REPUBLIKA.CO.ID Masyarakat Ekonomi Syariah (MES) mendukung pengembangan lembaga keuangan mikro syariah (LKMS) berbasis pesantren, khususnya bank wakaf mikro. Lembaga ini dinilai dapat menjadi solusi permodalan bagi usaha kecil dan pembinaan umat.
"Bank wakaf mikro selama ini membantu masyarakat dan pengusaha kecil untuk memperluas usahanya," kata Ketua Umum Pengurus Pusat MES Wimboh Santoso dalam rapat kerja di Jakarta, Sabtu (24/3).
Wimboh baru saja dilantik sebagai ketua umum MES menggantikan Muliaman D Hadad. Wimboh yang juga menjabat sebagai ketua Dewan Komisioner Otoritas Jasa Keuangan (OJK) menyebutkan, satu bank wakaf mikro diproyeksikan mampu menjaring sekitar 3.000 nasabah.
Bank wakaf mikro, kata dia, tidak perlu besar. Jumlah ideal nasabah bank wakaf mikro hanya sekitar 3.000 nasabah dengan total dana Rp 8 miliar. Dengan cara ini, Wimboh yakin bank wakaf mikro tidak akan mengalami pembiayaan bermasalah. "Apalagi ini programnya adalah pembinaan umat," kata dia.
Bank wakaf mikro menjaring pengusaha kecil di daerah yang membutuhkan pembiayaan, tetapi tidak mempunyai akses ke keuangan formal. Skema pembiayaan yang ditawarkan adalah tanpa agunan dengan nilai maksimal Rp 3 juta dan margin bagi hasil setara tiga persen.
"Bank wakaf mikro tanpa jaminan, proses cepat, dan unsur pembinaan dikedepankan. Tidak boleh ambil dana masyarakat juga sehingga fokusnya membina dan menyalurkan," kata Wimboh.
OJK telah memfasilitasi pendirian 20 bank wakaf mikro di Jawa. Hingga awal Maret 2018, sebanyak 20 bank wakaf mikro telah menyalurkan pembiayaan bagi 2.784 nasabah dengan nilai total pembiayaan Rp 2,45 miliar. "Bank wakaf mikro ini tanpa ditargetkan akan berkembang biak dengan cepat.
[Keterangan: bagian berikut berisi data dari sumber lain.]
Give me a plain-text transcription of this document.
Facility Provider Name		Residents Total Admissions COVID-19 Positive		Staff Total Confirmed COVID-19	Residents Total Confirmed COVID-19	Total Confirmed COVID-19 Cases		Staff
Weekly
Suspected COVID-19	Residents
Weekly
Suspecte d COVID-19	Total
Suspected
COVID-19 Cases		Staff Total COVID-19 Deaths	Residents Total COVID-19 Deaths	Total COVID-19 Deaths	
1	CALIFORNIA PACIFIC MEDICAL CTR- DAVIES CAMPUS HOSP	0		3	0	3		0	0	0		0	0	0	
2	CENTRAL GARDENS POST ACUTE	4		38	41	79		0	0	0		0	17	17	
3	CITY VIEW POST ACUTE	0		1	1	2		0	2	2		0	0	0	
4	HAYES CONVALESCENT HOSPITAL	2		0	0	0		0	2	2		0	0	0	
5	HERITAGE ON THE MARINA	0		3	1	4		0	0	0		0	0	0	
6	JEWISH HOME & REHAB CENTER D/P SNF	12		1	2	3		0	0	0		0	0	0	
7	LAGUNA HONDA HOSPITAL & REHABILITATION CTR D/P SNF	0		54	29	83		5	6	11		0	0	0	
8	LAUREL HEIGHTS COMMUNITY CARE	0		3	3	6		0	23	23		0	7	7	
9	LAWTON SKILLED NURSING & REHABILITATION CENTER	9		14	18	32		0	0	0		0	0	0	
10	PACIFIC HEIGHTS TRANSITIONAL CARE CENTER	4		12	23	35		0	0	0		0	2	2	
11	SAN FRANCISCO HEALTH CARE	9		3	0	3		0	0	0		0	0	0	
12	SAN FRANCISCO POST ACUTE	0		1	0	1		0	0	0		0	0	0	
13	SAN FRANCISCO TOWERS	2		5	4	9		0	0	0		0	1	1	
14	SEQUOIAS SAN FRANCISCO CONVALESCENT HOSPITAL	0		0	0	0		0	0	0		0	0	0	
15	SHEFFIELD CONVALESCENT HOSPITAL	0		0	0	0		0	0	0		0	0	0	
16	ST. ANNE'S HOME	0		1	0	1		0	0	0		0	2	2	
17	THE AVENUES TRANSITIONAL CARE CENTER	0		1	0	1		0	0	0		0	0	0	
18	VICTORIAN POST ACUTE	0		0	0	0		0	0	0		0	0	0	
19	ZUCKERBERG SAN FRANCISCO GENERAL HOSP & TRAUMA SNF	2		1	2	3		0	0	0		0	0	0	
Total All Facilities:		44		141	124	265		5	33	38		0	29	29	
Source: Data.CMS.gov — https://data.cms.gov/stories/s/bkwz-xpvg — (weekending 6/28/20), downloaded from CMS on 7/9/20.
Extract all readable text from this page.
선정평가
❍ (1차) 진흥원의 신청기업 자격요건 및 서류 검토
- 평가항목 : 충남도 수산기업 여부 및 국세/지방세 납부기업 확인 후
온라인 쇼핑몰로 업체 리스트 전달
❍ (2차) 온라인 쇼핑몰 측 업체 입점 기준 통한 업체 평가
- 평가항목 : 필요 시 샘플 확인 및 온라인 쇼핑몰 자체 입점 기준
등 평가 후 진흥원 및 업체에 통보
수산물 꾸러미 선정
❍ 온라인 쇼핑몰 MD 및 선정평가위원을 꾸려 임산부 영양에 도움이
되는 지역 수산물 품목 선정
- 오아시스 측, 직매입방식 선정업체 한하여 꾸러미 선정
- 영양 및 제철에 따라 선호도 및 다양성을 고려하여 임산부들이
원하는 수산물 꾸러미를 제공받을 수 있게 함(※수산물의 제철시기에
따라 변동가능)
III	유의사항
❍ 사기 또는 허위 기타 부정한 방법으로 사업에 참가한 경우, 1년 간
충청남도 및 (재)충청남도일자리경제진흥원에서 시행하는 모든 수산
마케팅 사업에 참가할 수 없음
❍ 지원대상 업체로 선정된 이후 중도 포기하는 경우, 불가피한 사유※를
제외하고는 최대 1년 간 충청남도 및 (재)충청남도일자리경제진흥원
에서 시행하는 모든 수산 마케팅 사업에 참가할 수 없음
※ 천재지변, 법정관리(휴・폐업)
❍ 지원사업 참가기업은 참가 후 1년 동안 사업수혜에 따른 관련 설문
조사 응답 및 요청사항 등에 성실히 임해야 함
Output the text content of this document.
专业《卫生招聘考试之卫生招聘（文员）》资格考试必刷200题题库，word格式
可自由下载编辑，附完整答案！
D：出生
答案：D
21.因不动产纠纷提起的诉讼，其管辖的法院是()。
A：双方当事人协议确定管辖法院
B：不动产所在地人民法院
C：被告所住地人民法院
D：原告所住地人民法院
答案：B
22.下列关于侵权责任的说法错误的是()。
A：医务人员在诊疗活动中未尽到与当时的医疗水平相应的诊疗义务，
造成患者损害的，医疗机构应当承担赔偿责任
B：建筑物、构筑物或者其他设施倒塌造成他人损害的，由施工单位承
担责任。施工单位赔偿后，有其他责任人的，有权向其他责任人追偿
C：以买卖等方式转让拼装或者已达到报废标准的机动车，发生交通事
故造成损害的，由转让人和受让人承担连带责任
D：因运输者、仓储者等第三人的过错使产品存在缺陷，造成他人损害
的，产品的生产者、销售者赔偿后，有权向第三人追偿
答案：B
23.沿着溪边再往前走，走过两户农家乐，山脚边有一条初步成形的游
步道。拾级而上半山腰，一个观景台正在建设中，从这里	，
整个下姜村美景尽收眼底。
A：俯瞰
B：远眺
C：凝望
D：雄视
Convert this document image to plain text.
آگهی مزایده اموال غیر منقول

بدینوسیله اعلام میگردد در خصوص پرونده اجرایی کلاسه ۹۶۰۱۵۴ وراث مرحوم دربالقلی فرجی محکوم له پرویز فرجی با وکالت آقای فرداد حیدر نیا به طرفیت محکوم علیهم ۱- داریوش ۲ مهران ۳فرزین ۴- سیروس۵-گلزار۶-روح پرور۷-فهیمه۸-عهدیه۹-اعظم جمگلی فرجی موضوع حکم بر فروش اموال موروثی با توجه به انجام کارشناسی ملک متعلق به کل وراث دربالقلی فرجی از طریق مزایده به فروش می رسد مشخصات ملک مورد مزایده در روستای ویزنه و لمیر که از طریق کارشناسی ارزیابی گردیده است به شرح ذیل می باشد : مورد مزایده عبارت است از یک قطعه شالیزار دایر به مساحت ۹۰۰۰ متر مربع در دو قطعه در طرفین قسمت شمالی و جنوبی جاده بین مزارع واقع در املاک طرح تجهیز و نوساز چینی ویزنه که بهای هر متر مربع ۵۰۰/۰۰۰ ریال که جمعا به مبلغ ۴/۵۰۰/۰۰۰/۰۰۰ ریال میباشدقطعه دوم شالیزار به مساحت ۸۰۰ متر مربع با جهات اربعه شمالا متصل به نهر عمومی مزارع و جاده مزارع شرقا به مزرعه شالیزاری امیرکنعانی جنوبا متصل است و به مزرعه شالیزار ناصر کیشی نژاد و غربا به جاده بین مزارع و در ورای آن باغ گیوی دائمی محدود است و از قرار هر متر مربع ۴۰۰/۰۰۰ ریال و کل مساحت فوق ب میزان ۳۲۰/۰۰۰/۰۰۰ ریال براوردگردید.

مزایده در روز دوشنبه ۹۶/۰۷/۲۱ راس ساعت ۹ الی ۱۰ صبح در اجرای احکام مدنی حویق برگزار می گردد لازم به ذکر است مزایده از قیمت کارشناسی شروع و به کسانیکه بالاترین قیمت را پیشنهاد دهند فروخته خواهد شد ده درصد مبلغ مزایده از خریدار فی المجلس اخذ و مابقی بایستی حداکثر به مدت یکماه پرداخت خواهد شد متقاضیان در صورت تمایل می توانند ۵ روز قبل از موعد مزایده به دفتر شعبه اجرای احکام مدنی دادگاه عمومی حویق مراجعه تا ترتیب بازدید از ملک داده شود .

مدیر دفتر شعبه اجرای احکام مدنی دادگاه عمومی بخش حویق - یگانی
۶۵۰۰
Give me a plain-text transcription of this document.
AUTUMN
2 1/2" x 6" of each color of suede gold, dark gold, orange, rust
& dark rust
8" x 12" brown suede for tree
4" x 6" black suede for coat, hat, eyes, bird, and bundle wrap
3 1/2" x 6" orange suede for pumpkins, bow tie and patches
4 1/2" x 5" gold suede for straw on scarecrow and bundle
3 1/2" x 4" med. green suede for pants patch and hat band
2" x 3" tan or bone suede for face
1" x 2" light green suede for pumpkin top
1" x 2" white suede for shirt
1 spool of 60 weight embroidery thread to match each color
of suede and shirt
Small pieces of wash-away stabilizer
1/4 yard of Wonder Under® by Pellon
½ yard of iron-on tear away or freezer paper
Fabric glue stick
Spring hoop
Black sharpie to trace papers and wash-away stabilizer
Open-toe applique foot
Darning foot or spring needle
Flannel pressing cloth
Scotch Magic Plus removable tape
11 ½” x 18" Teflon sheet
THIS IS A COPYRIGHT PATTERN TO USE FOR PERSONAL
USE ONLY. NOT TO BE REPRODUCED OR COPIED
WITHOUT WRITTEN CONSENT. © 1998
Kalau sudah banyak nasabahnya, bisa didirikan lagi," ujar Wimboh.
Wimboh juga berharap MES dapat berkontribusi pada pengembangan sektor industri halal, seperti busana Muslim, makanan halal, farmasi, pariwisata, di samping optimalisasi dana sosial keagamaan, seperti dana haji, zakat, wakaf, serta dana infak dan sedekah.
Ekonomi syariah perlu dipacu lebih cepat karena Indonesia memiliki potensi yang besar. Pada tahun lalu saja, pertumbuhan industri keuangan syariah mencapai 27 persen atau lebih tinggi dibandingkan industri keuangan konvensional. Total aset keuangan syariah (tidak termasuk saham syariah) mencapai Rp 1,133,23 triliun. Pangsa pasar sukuk Indonesia bahkan mencapai 19 persen dari seluruh sukuk yang diterbitkan berbagai negara.
Meski begitu, menurut Wimboh, pertumbuhan keuangan syariah belum optimal karena secara kelembagaan masih belum kokoh dalam menghadapi berbagai tekanan untuk memacu pertumbuhannya. "Berbagai program harus terus dibangun secara berkelanjutan, seperti meningkatkan literasi keuangan atau tingkat pemahaman masyarakat terhadap produk jasa keuangan syariah."